Another way would be to associate a function with each mode:
<xsl:function name="f:apply-pivot-table">
<xsl:param name="select"/>
<xsl:apply-templates select="$select" mode="pivot-table"/>
</xsl:function>
<xsl:function name="f:apply-default">
<xsl:param name="select"/>
<xsl:apply-templates select="$select" mode="#unnamed"/>
</xsl:function>
<xsl:variable name="apply" select="if ($table-name = 'pivot-table-payload')

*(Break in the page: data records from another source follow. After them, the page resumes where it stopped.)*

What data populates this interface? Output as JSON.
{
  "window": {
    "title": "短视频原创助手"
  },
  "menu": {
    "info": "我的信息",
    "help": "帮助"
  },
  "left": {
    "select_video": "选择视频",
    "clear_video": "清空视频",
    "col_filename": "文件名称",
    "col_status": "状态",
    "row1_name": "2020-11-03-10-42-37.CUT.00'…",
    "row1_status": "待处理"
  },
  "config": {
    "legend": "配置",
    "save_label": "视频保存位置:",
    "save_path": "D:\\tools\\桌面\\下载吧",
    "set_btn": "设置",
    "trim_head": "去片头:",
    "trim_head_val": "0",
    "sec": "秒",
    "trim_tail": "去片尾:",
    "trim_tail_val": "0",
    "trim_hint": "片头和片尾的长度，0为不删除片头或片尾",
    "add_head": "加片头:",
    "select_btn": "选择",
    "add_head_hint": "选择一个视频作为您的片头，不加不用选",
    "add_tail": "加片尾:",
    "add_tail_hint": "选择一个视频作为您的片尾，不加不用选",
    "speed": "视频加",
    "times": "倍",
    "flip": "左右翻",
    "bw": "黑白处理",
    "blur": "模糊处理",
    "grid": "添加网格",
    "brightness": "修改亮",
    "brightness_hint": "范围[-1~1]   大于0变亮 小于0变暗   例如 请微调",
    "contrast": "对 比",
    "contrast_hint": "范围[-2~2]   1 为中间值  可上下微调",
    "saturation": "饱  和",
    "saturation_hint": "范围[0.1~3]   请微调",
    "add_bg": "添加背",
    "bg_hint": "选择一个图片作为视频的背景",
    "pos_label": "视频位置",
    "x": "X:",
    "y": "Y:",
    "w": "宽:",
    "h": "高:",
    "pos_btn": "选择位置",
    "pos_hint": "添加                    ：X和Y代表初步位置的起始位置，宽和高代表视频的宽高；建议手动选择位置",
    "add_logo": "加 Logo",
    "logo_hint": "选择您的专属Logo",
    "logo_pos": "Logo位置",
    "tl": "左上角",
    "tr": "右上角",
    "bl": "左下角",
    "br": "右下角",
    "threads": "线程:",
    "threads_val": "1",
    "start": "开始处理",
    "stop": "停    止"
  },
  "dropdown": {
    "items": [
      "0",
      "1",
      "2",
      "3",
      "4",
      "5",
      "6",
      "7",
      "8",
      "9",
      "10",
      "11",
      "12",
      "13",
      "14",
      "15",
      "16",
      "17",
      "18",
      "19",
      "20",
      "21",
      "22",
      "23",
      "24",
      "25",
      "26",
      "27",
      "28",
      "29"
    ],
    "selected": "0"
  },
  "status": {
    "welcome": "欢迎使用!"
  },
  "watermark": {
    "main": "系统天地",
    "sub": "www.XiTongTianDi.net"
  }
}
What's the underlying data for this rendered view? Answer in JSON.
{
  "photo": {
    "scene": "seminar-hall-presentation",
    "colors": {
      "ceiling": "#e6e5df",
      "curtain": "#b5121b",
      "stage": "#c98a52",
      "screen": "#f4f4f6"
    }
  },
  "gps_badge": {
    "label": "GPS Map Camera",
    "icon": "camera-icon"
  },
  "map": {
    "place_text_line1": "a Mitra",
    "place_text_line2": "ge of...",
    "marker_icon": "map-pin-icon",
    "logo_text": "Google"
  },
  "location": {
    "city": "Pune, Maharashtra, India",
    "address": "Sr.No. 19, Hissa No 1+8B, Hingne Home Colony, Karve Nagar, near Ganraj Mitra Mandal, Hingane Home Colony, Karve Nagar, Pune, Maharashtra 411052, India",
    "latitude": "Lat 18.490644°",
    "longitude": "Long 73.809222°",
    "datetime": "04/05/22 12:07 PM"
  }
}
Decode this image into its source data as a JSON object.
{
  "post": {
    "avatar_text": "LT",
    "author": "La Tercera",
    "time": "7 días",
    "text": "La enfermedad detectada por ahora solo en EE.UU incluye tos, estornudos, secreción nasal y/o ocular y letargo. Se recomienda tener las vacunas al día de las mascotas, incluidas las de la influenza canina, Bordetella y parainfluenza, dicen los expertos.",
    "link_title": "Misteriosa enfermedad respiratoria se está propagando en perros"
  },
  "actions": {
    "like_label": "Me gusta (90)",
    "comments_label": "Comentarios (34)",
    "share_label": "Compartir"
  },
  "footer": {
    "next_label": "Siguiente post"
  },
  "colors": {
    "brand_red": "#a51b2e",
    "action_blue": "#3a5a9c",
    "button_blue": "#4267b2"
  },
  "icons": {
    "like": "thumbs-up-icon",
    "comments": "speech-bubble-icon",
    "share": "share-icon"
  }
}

then f:apply-pivot-table#1 else f:apply-default#1"/>
and then replace the <xsl:apply-templates select="X"/> instruction with
<xsl:sequence select="$apply(X)"/>
(But having introduced higher order functions, you might then find you can do
everything with higher order functions and don't need template rule matching at
all).
Michael Kay
Saxonica
On 7 Jan 2020, at 11:01, Martin Honnen martin(_dot_)honnen(_at_)gmx(_dot_)de
<xsl-list-service(_at_)lists(_dot_)mulberrytech(_dot_)com> wrote:
Am 07.01.2020 um 11:51 schrieb rus tle
profrustyleafiii(_at_)yahoo(_dot_)co(_dot_)uk
<mailto:profrustyleafiii(_at_)yahoo(_dot_)co(_dot_)uk>:
Is it possible to set the mode dynamically?
The use case:
1. Setting a variable to a file name
<xsl:variable name="PayloadName" select="/POM/Netflix/@payload" />
2. Using that variable to load the file dynamically into another variable
<xsl:variable name="payload" select="document(concat($PayloadName,
'.xml'))/payload”/>
3. Calling a template and passing the file name as as a param to be used in
that called template as the mode.
<xsl:call-template name="create-html-tables">
<xsl:with-param name="PayloadName" select="$PayloadName”/>
</xsl:call-template>
<xsl:template name="create-html-tables">
<xsl:param name=“PayloadName"/>
<xsl:apply-templates select="$pom//Event" mode=“$payloadName”/>
</xsl:template>
Is that a possibility in anyway shape or form…? Otherwise I am thinking the
only alternative would be to use a choose and then hardcode the mode - which
works, but just wondering if there was a cleaner way?
<xsl:choose>
<xsl:when test="$PayloadName = 'pivot-table-payload'">
<xsl:apply-templates select="$pom//Event" mode="pivot-table"/>
</xsl:when>
<xsl:otherwise>
<xsl:apply-templates select="$pom//Event" mode="default"/>
</xsl:otherwise>
</xsl:choose>
Many thanks,
Rusty
Using a shadow attribute in XSLT 3 it might work:
https://www.w3.org/TR/xslt-30/#shadow-attributes
<https://www.w3.org/TR/xslt-30/#shadow-attributes>
The variable/param would need to be global and static.
Additionally there is fn:transform to run on the fly generated XSLT.